Изменить стиль страницы
  • — Что случилось? — спрашиваю я, схватив ее за плечи. У нее глаза красные, она плакала.

    — Мама, — выдавливает она, переводя дыхание.

    У меня сердце останавливается от страха.

    — Что? — резко требую я.

    — Иван повез ее в больницу. Она поскользнулась на мокрой плитке на рынке и упала. — Ее глаза наполняются слезами. — Ах, папа, Иван нес ее на руках, потому что она не могла идти. Он пытался дозвониться до тебя, но ты не подходил к телефону.

    — Я работал на огороде. — Я хватаю ее за руку и тяну к дому. — Давай, поехали в больницу.

    — У тебя руки все в земле, папа.

    Я опускаю взгляд на свои руки, да на них видна земля. Я мою руки на кухне, потом мы идем к ее машине. До больницы ехать почти сорок минут. Я постоянно звоню Ивану, но его телефон выключен.

    — Вероятно, в больнице не разрешают пользоваться телефонами, — говорит Татьяна.

    — Ты не можешь ехать быстрее? — прошу я свою дочь.

    — Я и так еду быстро, насколько могу.

    Внутри я чувствую холод. Я начинаю молиться про себя. «Пожалуйста, не позволяй ей испытывать боль. Отдай эту боль мне. Я смогу выдержать ее лучше, чем она».

    Через тридцать минут мы останавливаемся у больницы и спешим внутрь. Мы спрашиваем на стойке регистрации, нам указывают, где могут быть мой сын и Таша. Мы бросаемся в травматологию, и я вижу ее на каталке. Она выглядит такой маленькой и ранимой на этой огромной кровати. Я кидаюсь к ней, и она улыбается мне сквозь боль.

    — Моя жизнь, моя любовь, — шепчу я.

    — Всего лишь вывих, но я попыталась их уговорить, чтобы они дали мне на всякий случай морфин, — говорит она с ухмылкой.

    Слезы облегчения выступают у меня на глазах. О, Боже! Я даже не могу себе представить свою жизнь без моей Таши. Она все время поддразнивает меня, называя сильным и молчаливым. Я имею в виду, не тихим, а молчаливым, но когда я говорю ей прекратить, через пару минут начинаю чувствовать себя неуютно, так мне хочется услышать ее голос.
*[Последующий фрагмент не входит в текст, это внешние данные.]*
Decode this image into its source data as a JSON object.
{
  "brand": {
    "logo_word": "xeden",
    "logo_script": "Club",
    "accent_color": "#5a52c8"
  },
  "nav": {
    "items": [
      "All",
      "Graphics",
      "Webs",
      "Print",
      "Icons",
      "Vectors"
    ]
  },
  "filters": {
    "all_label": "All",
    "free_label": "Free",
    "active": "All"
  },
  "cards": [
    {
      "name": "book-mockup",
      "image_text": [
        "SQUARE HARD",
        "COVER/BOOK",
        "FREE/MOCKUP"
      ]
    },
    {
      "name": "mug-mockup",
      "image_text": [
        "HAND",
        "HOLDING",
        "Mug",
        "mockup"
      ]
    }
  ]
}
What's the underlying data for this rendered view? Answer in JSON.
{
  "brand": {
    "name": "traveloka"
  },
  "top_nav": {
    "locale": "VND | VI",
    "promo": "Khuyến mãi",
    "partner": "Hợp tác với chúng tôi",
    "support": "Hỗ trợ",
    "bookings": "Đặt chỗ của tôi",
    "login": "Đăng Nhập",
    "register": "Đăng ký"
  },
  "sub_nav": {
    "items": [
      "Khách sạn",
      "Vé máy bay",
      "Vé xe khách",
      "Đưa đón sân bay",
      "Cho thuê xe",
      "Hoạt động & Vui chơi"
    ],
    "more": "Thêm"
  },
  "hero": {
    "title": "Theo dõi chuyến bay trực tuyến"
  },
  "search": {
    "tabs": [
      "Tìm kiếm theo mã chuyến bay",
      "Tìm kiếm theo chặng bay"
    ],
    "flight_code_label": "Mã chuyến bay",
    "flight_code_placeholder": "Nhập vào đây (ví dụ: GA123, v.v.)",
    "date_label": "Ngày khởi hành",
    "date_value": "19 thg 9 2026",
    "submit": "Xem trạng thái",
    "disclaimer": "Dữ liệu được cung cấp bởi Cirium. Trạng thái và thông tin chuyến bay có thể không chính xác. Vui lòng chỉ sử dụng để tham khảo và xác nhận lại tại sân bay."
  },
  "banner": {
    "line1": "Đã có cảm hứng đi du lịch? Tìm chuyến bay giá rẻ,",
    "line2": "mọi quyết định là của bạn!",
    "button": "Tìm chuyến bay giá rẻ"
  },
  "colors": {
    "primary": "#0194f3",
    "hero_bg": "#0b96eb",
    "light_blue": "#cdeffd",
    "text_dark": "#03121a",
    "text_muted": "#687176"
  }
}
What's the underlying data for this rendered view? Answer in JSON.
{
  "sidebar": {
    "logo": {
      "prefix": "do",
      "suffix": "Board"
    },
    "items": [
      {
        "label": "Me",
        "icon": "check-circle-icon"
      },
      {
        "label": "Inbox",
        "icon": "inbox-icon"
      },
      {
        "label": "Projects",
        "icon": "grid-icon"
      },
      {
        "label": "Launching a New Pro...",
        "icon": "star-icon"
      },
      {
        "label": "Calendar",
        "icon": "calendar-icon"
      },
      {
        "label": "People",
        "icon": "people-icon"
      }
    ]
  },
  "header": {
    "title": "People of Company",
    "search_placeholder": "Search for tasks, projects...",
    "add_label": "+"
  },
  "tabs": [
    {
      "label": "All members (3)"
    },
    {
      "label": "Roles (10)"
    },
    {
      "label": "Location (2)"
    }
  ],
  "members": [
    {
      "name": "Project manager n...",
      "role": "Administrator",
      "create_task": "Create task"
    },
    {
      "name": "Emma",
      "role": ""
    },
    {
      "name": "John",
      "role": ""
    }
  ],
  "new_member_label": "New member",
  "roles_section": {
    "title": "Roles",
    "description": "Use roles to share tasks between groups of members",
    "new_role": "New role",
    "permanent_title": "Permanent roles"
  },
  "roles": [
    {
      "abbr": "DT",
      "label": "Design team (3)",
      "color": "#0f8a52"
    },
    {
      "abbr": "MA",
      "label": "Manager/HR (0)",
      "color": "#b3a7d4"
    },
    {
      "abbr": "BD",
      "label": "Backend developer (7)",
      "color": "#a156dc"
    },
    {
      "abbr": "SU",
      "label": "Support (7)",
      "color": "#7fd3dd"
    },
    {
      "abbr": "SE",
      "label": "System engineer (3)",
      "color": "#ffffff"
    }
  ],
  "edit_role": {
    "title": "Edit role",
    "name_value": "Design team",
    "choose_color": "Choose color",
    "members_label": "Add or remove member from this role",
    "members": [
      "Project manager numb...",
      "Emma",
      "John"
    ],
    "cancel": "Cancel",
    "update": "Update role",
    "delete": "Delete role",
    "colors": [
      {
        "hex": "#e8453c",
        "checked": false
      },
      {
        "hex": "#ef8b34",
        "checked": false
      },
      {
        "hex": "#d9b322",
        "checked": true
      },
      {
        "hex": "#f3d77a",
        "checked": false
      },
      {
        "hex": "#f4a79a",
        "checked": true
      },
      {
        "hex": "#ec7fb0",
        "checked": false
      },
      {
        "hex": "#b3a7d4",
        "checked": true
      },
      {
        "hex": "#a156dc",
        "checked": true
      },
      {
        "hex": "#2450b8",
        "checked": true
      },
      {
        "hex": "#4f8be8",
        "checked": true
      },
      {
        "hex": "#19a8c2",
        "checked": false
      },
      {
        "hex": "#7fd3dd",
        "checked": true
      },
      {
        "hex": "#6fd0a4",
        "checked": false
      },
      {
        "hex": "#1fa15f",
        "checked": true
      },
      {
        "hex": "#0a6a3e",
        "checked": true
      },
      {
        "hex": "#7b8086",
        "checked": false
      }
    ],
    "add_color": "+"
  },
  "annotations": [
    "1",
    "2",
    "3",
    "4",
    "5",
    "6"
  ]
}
    — Я подумал, что ты сломала ногу. Татьяна сказала, что Ивану пришлось нести тебя, — говорю я.

    — Ты же знаешь, что Иван точно такой же, как и ты. Он даже хуже, чем ты в своей заботе обо мне. Я могла бы спокойно пойти сама, но он сказал, что мне нельзя двигаться. На самом деле, было даже как-то неловко. — Бормочет она себе под нос. — Люди, наверное, подумали, что я настолько стара, что даже не могу ходить или что-то в том же духе.

    Я касаюсь ее лица, пробегаю подушечками пальцев по ее щекам.

    — Тебе только семьдесят, у тебя даже нет морщин.

    — Ты снова разглядывал семидесятилетних старух? — со смехом спрашивает она.

    — Я не смотрел на других женщин с того самого дня, когда ты вошла в мой кабинет в своем сексуальном розовом кардигане.

    — Ах, ты старый льстец. — Смеется она, отчего мое сердце начинает биться медленнее. С ней все хорошо. С ней все будет хорошо.

    — Это правда. Ты самая красивая женщина, которую я когда-либо видел, и ты до сих пор прекрасна.

    Она улыбается.

    — А ты, Ной Абрамович, самый красивый ублюдок, которого я когда-либо встречала.

    — Ты нарочно меня поддеваешь?

    Она подмигивает.

    — А как ты думаешь?

    — Посмотрим, будешь ли ты так самоуверенна, как только я заберу тебя домой, нахальная девчонка.

    — Эй, кто-нибудь перебинтуйте мне побыстрее эту чертову щиколотку, чтобы я смогла как можно скорее попасть домой, — ворчливо просит она, а потом заливается своим потрясающим красивым смехом.